Electrostatic Self-Assembled Synthesis of Amorphous/Crystalline g-C(3)N(4) Homo-Junction for Efficient Photocatalytic H(2) Production with Simultaneous Antibiotic Degradation

g-C(3)N(4) has been regarded as a promising photocatalyst for photo-reforming antibiotics for H(2) production but still suffers from its high charge recombination, which has been proven to be solvable by constructing a g-C(3)N(4) homo-junction. However, those reported methods based on uncontrollable calcination for preparing a g-C(3)N(4) homo-junction are difficult to reproduce. Herein, an amorphous/crystalline g-C(3)N(4) homo-junction (ACN/CCN) was successfully synthesized via the electrostatic self-assembly attachment of negatively charged crystalline g-C(3)N(4) nanorods (CCN) on positively charged amorphous g-C(3)N(4) sheets (ACN). All the ACN/CCN samples displayed much higher photo-reforming of antibiotics for H(2) production ability than that of pristine ACN and CCN. In particular, ACN/CCN-2 with the optimal ratio exhibited the best photocatalytic performance, with a H(2) evolution rate of 162.5 μmol·g(−1)·h(−1) and simultaneous consecutive ciprofloxacin (CIP) degradation under light irradiation for 4 h.

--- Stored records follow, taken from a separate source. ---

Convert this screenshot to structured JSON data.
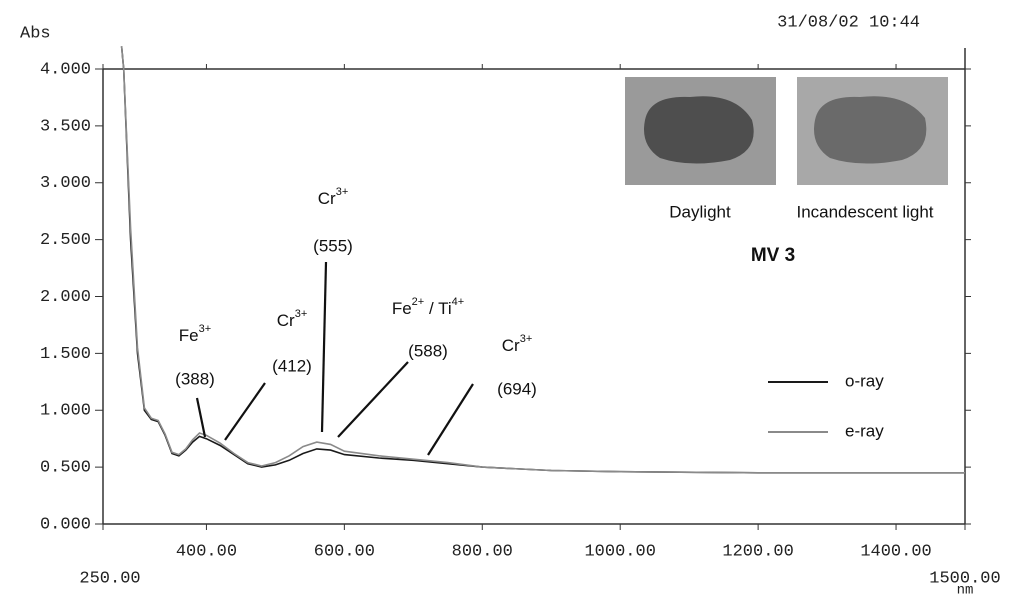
{
  "chart_data": {
    "type": "line",
    "y_label": "Abs",
    "x_label": "nm",
    "timestamp": "31/08/02 10:44",
    "xlim": [
      250,
      1500
    ],
    "ylim": [
      0,
      4
    ],
    "xticks": [
      {
        "value": 250,
        "label": "250.00"
      },
      {
        "value": 400,
        "label": "400.00"
      },
      {
        "value": 600,
        "label": "600.00"
      },
      {
        "value": 800,
        "label": "800.00"
      },
      {
        "value": 1000,
        "label": "1000.00"
      },
      {
        "value": 1200,
        "label": "1200.00"
      },
      {
        "value": 1400,
        "label": "1400.00"
      },
      {
        "value": 1500,
        "label": "1500.00"
      }
    ],
    "yticks": [
      {
        "value": 0,
        "label": "0.000"
      },
      {
        "value": 0.5,
        "label": "0.500"
      },
      {
        "value": 1,
        "label": "1.000"
      },
      {
        "value": 1.5,
        "label": "1.500"
      },
      {
        "value": 2,
        "label": "2.000"
      },
      {
        "value": 2.5,
        "label": "2.500"
      },
      {
        "value": 3,
        "label": "3.000"
      },
      {
        "value": 3.5,
        "label": "3.500"
      },
      {
        "value": 4,
        "label": "4.000"
      }
    ],
    "x": [
      277,
      280,
      290,
      300,
      310,
      320,
      330,
      340,
      350,
      360,
      370,
      380,
      390,
      400,
      420,
      440,
      460,
      480,
      500,
      520,
      540,
      560,
      580,
      600,
      650,
      700,
      750,
      800,
      900,
      1000,
      1200,
      1500
    ],
    "series": [
      {
        "name": "o-ray",
        "color": "#1a1a1a",
        "values": [
          4.2,
          4.0,
          2.5,
          1.5,
          1.0,
          0.92,
          0.9,
          0.78,
          0.62,
          0.6,
          0.65,
          0.72,
          0.77,
          0.75,
          0.69,
          0.61,
          0.53,
          0.5,
          0.52,
          0.56,
          0.62,
          0.66,
          0.65,
          0.61,
          0.58,
          0.56,
          0.53,
          0.5,
          0.47,
          0.46,
          0.45,
          0.45
        ]
      },
      {
        "name": "e-ray",
        "color": "#8a8a8a",
        "values": [
          4.2,
          4.0,
          2.6,
          1.55,
          1.02,
          0.93,
          0.91,
          0.79,
          0.63,
          0.61,
          0.66,
          0.74,
          0.8,
          0.78,
          0.71,
          0.62,
          0.54,
          0.51,
          0.54,
          0.6,
          0.68,
          0.72,
          0.7,
          0.64,
          0.6,
          0.57,
          0.54,
          0.5,
          0.47,
          0.46,
          0.45,
          0.45
        ]
      }
    ],
    "annotations": [
      {
        "label": [
          "Fe",
          "3+"
        ],
        "wavelength": "(388)"
      },
      {
        "label": [
          "Cr",
          "3+"
        ],
        "wavelength": "(412)"
      },
      {
        "label": [
          "Cr",
          "3+"
        ],
        "wavelength": "(555)"
      },
      {
        "label": [
          "Fe",
          "2+",
          " / Ti",
          "4+"
        ],
        "wavelength": "(588)"
      },
      {
        "label": [
          "Cr",
          "3+"
        ],
        "wavelength": "(694)"
      }
    ],
    "photos": [
      {
        "caption": "Daylight"
      },
      {
        "caption": "Incandescent light"
      }
    ],
    "sample": "MV 3"
  }
}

The UV–vis diffuse reflectance spectra (DRS), photoluminescence (PL), and electrochemical results revealed that a homo-junction is formed in ACN/CCN due to the difference in the band arrangement of ACN and CCN, which effectively suppressed the charge recombination and then led to those above significantly enhanced photocatalytic activity. Moreover, H(2) was generated from the water reduction reaction with a photogenerated electron (e(−)), and CIP was degraded via a photogenerated hole (h(+)). ACN/CCN exhibited adequate photostability and reusability for photocatalytic H(2) production with simultaneous CIP degradation. This work provides a new idea for rationally designing and preparing homo-junction photocatalysts to achieve the dual purpose of chemical energy production and environmental treatment.